Is Teaching No Longer Your Purpose?

 

Suzanne

A big hello and welcome to all of our educators around the world that are viewing this tremendous conversation that I’m gonna be having. I’m Suzanne Klein, I'm honored to be able to interview some incredible educators-turned-entrepreneurs, and today’s guest is all that.

 

So let me introduce you to Michelle Stimpson she's going to talk about Purpose Freedom. Thank you and welcome, Michelle.

Michelle

Thank you so much for having me, Suzanne. It's my pleasure to be here today.

Suzanne

Excellent. Thank you. So, just a quick introduction of Michelle. She's taught third through twelfth grades in Dallas, Arlington, and Cedar Hill, Texas. Go Texas! She’s also a bestselling author who has combined her love for reading, writing, and teaching into more than 50 books and short stories. That's a lot of writing! She's going to share one of her books with you, and do a brief reading from it as well.

When Michelle left the classroom over 15 years ago, she remained in the field of education, consulting and coaching while writing and publishing. So, let’s jump right in!

Thank you for sharing your story with us today. Could you could say a few words about what you hope to share with our listeners today?

Michelle

Certainly. Thank you again, Suzanne, for having me. One of the reasons I wanted to be a part of this forum is because I want teachers to recognize that options exist. A lot of us know that our purpose is to help people, to share information with people. I think it's important that we recognize there are many ways to do that. Your purpose and what you're doing right now in this season of your life need to align, so that it's fulfilling for you as well as the people you’re serving.

Suzanne

You know, a lot of teachers are scared to leave teaching. The paycheck, the health care, the pension—that keeps some people feeling stuck, thinking “What else can I do?” I get it; I was there, too. I leaped, and left all three of those things behind; you did as well at one point. So did you have a lot of money before you left teaching—a big inheritance or what? How did that work?

Michelle

So when I left the classroom, I didn't have a big nest egg. I wasn't sure what I was going to do. I realized I might make less to begin with than I did as a teacher—which wasn't a whole lot in the first place—but I was willing to make that sacrifice for the sake of my family, and because I just knew there was more I wanted to do. Not that teaching can’t be the core for somebody else but there are things that I wanted to do in that book that just kept scratching and itching me right. So I had to get out there and do those things. I also wanted to be an example for my children. 

But I do think it's important, having worked with teachers over the years, to say this again: if you don't want to be there, you're not helping anybody. You're not helping the kids. Kids know when you don’t want to be there, and it's not healthy for you, or them, if it's not what you want.

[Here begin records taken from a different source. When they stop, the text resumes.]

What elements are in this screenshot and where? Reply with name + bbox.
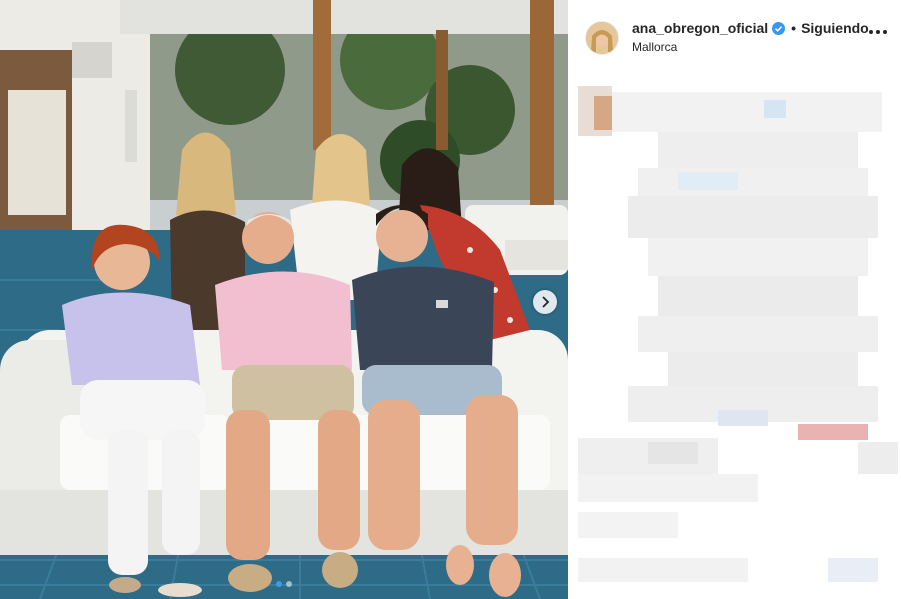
location-link[interactable]: Mallorca: [632, 40, 677, 54]
avatar[interactable]: [585, 21, 619, 55]
post-photo[interactable]: [0, 0, 568, 599]
chevron-right-icon: [542, 296, 550, 308]
carousel-indicator: [0, 581, 568, 587]
carousel-next-button[interactable]: [533, 290, 557, 314]
carousel-dot-active: [276, 581, 282, 587]
separator-dot: •: [791, 20, 797, 36]
following-button[interactable]: Siguiendo: [801, 20, 869, 36]
family-photo-image: [0, 0, 568, 599]
avatar-image: [586, 22, 618, 54]
verified-badge-icon: [772, 21, 786, 35]
user-row: ana_obregon_oficial • Siguiendo: [632, 20, 869, 36]
post-header: ana_obregon_oficial • Siguiendo Mallorca: [568, 0, 901, 72]
carousel-dot: [286, 581, 292, 587]
more-options-icon[interactable]: [869, 30, 887, 34]
pixelated-caption-area: [568, 72, 901, 599]
post-side-panel: ana_obregon_oficial • Siguiendo Mallorca: [568, 0, 901, 599]
username-link[interactable]: ana_obregon_oficial: [632, 20, 768, 36]
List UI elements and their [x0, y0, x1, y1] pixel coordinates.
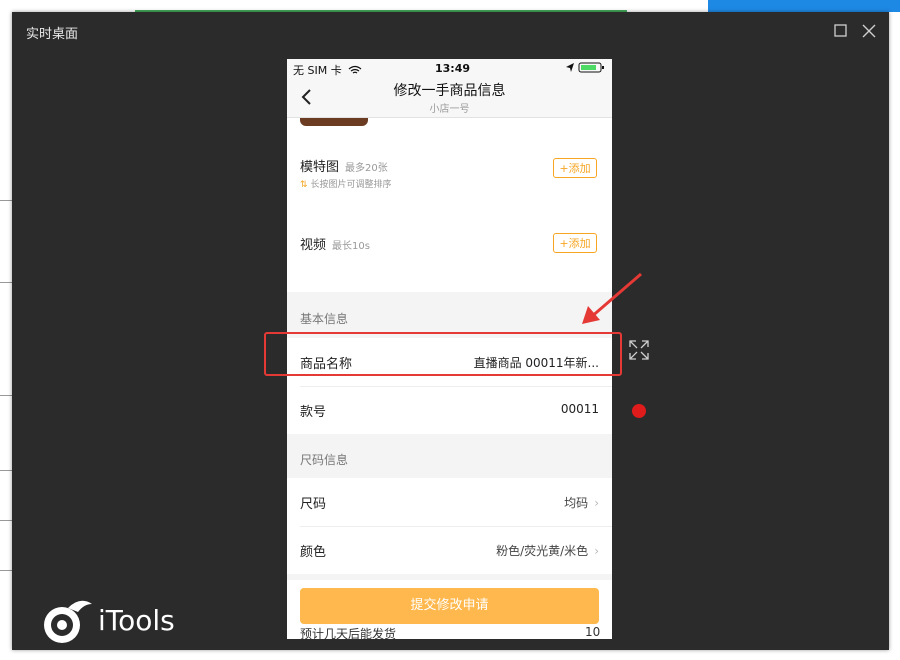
itools-logo-icon	[44, 600, 92, 643]
desktop-line	[0, 570, 12, 571]
desktop-line	[0, 200, 12, 201]
carrier-label: 无 SIM 卡	[293, 62, 362, 78]
desktop-background-left	[0, 0, 12, 660]
highlight-box	[264, 332, 622, 376]
record-indicator	[632, 404, 646, 418]
desktop-background-blue	[708, 0, 900, 12]
media-section: 模特图 最多20张 ⇅ 长按图片可调整排序 +添加 视频 最长10s +添加	[287, 118, 612, 292]
chevron-right-icon: ›	[594, 544, 599, 558]
add-model-image-button[interactable]: +添加	[553, 158, 597, 178]
itools-logo: iTools	[40, 598, 175, 646]
battery-icon	[578, 62, 604, 73]
color-value-wrap: 粉色/荧光黄/米色 ›	[496, 542, 599, 559]
form-content: 模特图 最多20张 ⇅ 长按图片可调整排序 +添加 视频 最长10s +添加 基本信息…	[287, 118, 612, 639]
location-icon	[565, 63, 574, 72]
style-number-value: 00011	[560, 402, 599, 416]
close-button[interactable]	[858, 20, 880, 42]
maximize-icon	[834, 24, 847, 37]
page-title: 修改一手商品信息	[393, 83, 506, 99]
desktop-line	[0, 395, 12, 396]
partial-row-value: 10	[585, 625, 601, 639]
size-value: 均码	[564, 496, 589, 510]
color-row[interactable]: 颜色 粉色/荧光黄/米色 ›	[287, 526, 612, 574]
partial-row-label: 预计几天后能发货	[300, 627, 397, 639]
window-title: 实时桌面	[26, 27, 79, 42]
product-thumbnail[interactable]	[300, 118, 368, 126]
video-label: 视频	[300, 238, 327, 253]
sort-hint-text: 长按图片可调整排序	[310, 180, 392, 190]
basic-info-heading: 基本信息	[300, 312, 349, 326]
annotation-arrow-icon	[582, 272, 642, 324]
video-row: 视频 最长10s	[300, 234, 370, 253]
desktop-line	[0, 520, 12, 521]
itools-logo-text: iTools	[98, 604, 175, 637]
color-label: 颜色	[300, 545, 327, 560]
window-titlebar[interactable]: 实时桌面	[12, 12, 889, 50]
size-label: 尺码	[300, 497, 327, 512]
status-time: 13:49	[435, 62, 471, 75]
page-subtitle: 小店一号	[429, 104, 470, 115]
fullscreen-icon	[629, 340, 649, 360]
size-row[interactable]: 尺码 均码 ›	[287, 478, 612, 526]
desktop-background-bar	[135, 0, 627, 12]
maximize-button[interactable]	[830, 20, 852, 42]
status-bar: 无 SIM 卡 13:49	[287, 59, 612, 79]
model-images-row: 模特图 最多20张	[300, 156, 388, 175]
carrier-text: 无 SIM 卡	[293, 64, 342, 77]
row-divider	[300, 526, 612, 527]
model-images-label: 模特图	[300, 160, 340, 175]
row-divider	[300, 386, 612, 387]
close-icon	[862, 24, 876, 38]
size-value-wrap: 均码 ›	[564, 494, 599, 511]
style-number-label: 款号	[300, 405, 327, 420]
sort-hint: ⇅ 长按图片可调整排序	[300, 177, 392, 190]
video-hint: 最长10s	[332, 241, 370, 252]
add-video-button[interactable]: +添加	[553, 233, 597, 253]
desktop-line	[0, 282, 12, 283]
style-number-row[interactable]: 款号 00011	[287, 386, 612, 434]
wifi-icon	[348, 65, 362, 74]
live-desktop-window: 实时桌面 无 SIM 卡 13:49 修改一手商品信息 小店一号 模特图 最多2…	[12, 12, 889, 650]
sort-icon: ⇅	[300, 180, 308, 190]
color-value: 粉色/荧光黄/米色	[496, 544, 589, 558]
model-images-hint: 最多20张	[345, 163, 388, 174]
desktop-line	[0, 470, 12, 471]
submit-button[interactable]: 提交修改申请	[300, 588, 599, 624]
status-right	[565, 61, 607, 76]
size-info-heading: 尺码信息	[300, 453, 349, 467]
navigation-bar: 修改一手商品信息 小店一号	[287, 79, 612, 118]
expand-icon[interactable]	[628, 339, 650, 361]
chevron-right-icon: ›	[594, 496, 599, 510]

You may leave and find out, “Oh my gosh, teaching was the best thing I ever did! I cannot wait to get back!” If that happens, you will come back with a new appreciation for what you do. You will have made sure that you're attached your own purpose, because you took the chance to examine it.

Suzanne

Very inspirational and well said. And I love that you realized how important it was to be open and available. And truly, the universe can't bring you what you need until you step forward and say, “OK, I'm going to get unstuck. I'm going to do what I must to fulfill that need inside me, to do my purpose work.” I think what you said was excellent and beneficial to teachers who feel like they want to do more, learn more, and be more, but they feel trapped by money fears.

Michelle

That, to me, is the whole purpose of this book. And I want to be clear: I didn't write it to try to get people to leave the classroom; we desperately need teachers who want to be in the classroom. The last thing we need is for great, happy teachers to leave—that would be a massacre. But I think the ability to love teaching and be great at it is a gift.

But If you do decide to leave, if you feel “this is the time for me to try something different with my gifts and talents,” it's important to recognize there's more than one way to do that. There are plenty of avenues open to teachers; I mean, teaching is the hardest job I’ve ever done in my life. Once you can do that, and do it well, you have no idea how marketable those skills are—the soft skills of speaking to people, reading data analysis, project management. As a teacher you do these things every day. Leaving the Classroom helps teachers recognize the gifts they have and how to package those gifts in ways that benefit themselves and others.

Suzanne

And those are the educators I’d love to help. The ones who are starting to feel they're ready to make that move, and who need ideas for things they can do right now while they're still in the classroom to prepare to test their ideas. Think about their niche, their purpose. Yeah, absolutely. Thank you for saying that.

And I love that you mentioned the Internet, and how for the first time we have so many more opportunities open to us, like being able to Instagram the CEO of a Fortune-500 company. We've never been able to do these things before; the access to technology and software makes creating an online business so much easier today. Anyways I digress but I did want to mention that. 

So we are coming to an end, we are actually at the end. Thank you again.